Serial idzie do kosza. Nie dało się uratować "hitu" HBO

Spadały ubrania i wyniki oglądalności. "Idol", serial platformy HBO, wywoływał ogromne kontrowersje i dla wielu widzów był torturą. Gwiazdy produkcji nie mogły się nią nachwalić i obiecywały, że to nie koniec. A jednak koniec.

"Idol" z Lily Rose Depp i The Weeknd okazał się klapą
"Idol" z Lily Rose Depp i The Weeknd okazał się klapą
Źródło zdjęć: © Materiały prasowe

"Idola" od HBO spokojnie można zaliczyć do najmniej udanych produkcji ostatnich lat, ujmując to dyplomatycznie. Jeszcze przed premierą odcinka wiadomo było, że serial wzbudzi sporo kontrowersji, bo historia wykorzystywanej w różny sposób przez show-biznes Jocelyn sama w sobie była mocna.
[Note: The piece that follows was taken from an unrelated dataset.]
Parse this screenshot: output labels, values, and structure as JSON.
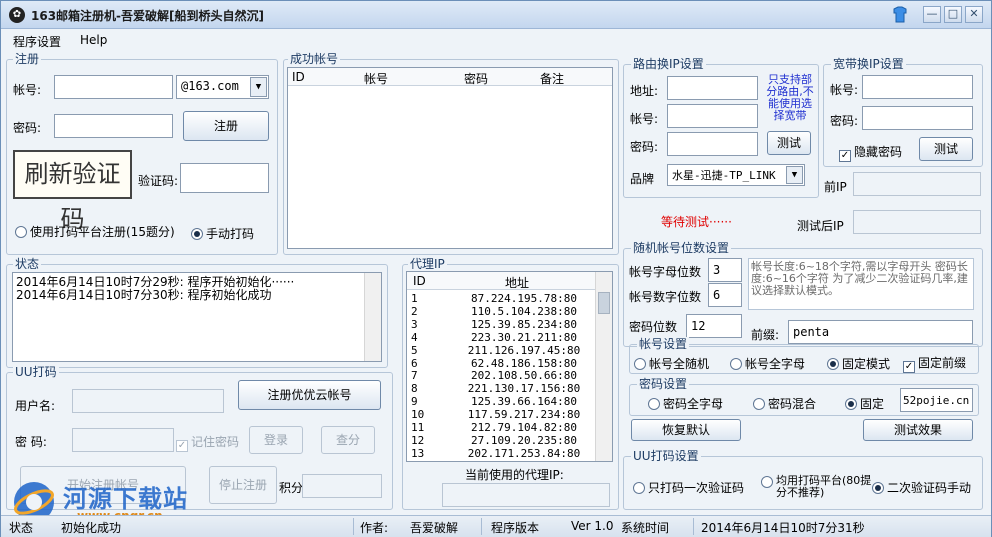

Przepełniony seksem przy znacznych brakach scenariuszowych każdego tygodnia zostawiał widzów z poczuciem niesmaku. Krytykowano twórców za to, że seksualizują całą tę produkcję, nie dając tam ani trochę sensownych scen.

Sam Levinson (reżyser "Euphorii") i Abel Tesfaye (The Weeknd), którzy stoją za kreatywnymi decyzjami tworzącymi "Idola", początkowo bronili swojej serii. Obiecywali, że trzeba zobaczyć całość, by zrozumieć ten geniusz. Po kilku odcinkach widzowie poddali się, więc trzeba było podjąć równie kontrowersyjną decyzję i serial nagle skrócić. Mimo to pojawiały się głosy, że "Idol" wróci...

Dalsza część artykułu pod materiałem wideo

Fatalne recenzje, miażdżące komentarze internautów o tym, że serial seksualizuje główną bohaterkę i jest pozbawiony logiki, czy też doniesienia o tym, jak dramatycznie wyglądała praca na planie tej produkcji nie szły w parze z zachwytami gwiazd "Idola". Już w czerwcu, czyli jeszcze w czasie nadawania nowych odcinków serialu, pojawiały się artykuły o tym, że HBO kasuje pracę Lily Rose Depp i spółki.

HBO na Twitterze reagowało krótkim oświadczeniem: "Pojawiają się nieprawdziwe doniesienia, że zapadła już decyzja co do drugiego sezonu 'Idola'. Nie zapadła, nie możemy się za to doczekać kolejnego odcinka".

Kiedy kurz opadł i skończyła się medialna zawierucha wokół "Idola", HBO poinformowało, że jednak zapadła decyzja o przyszłości serialu. Idzie do kosza. Jak podaje Page Six, drugiego sezonu nie będzie.

Rzecznik HBO przekazał amerykańskiemu portalowi: - "Idol" był najbardziej prowokacyjnym i oryginalnym serialem HBO i jesteśmy zadowoleni z mocnej reakcji widzów. Po długich namysłach zarówno HBO, jak twórcy i producenci zdecydowaliśmy, by nie przygotowywać drugiego sezonu. Jesteśmy wdzięczni twórcom, obsadzie i całej ekipie za ich niesamowitą pracę.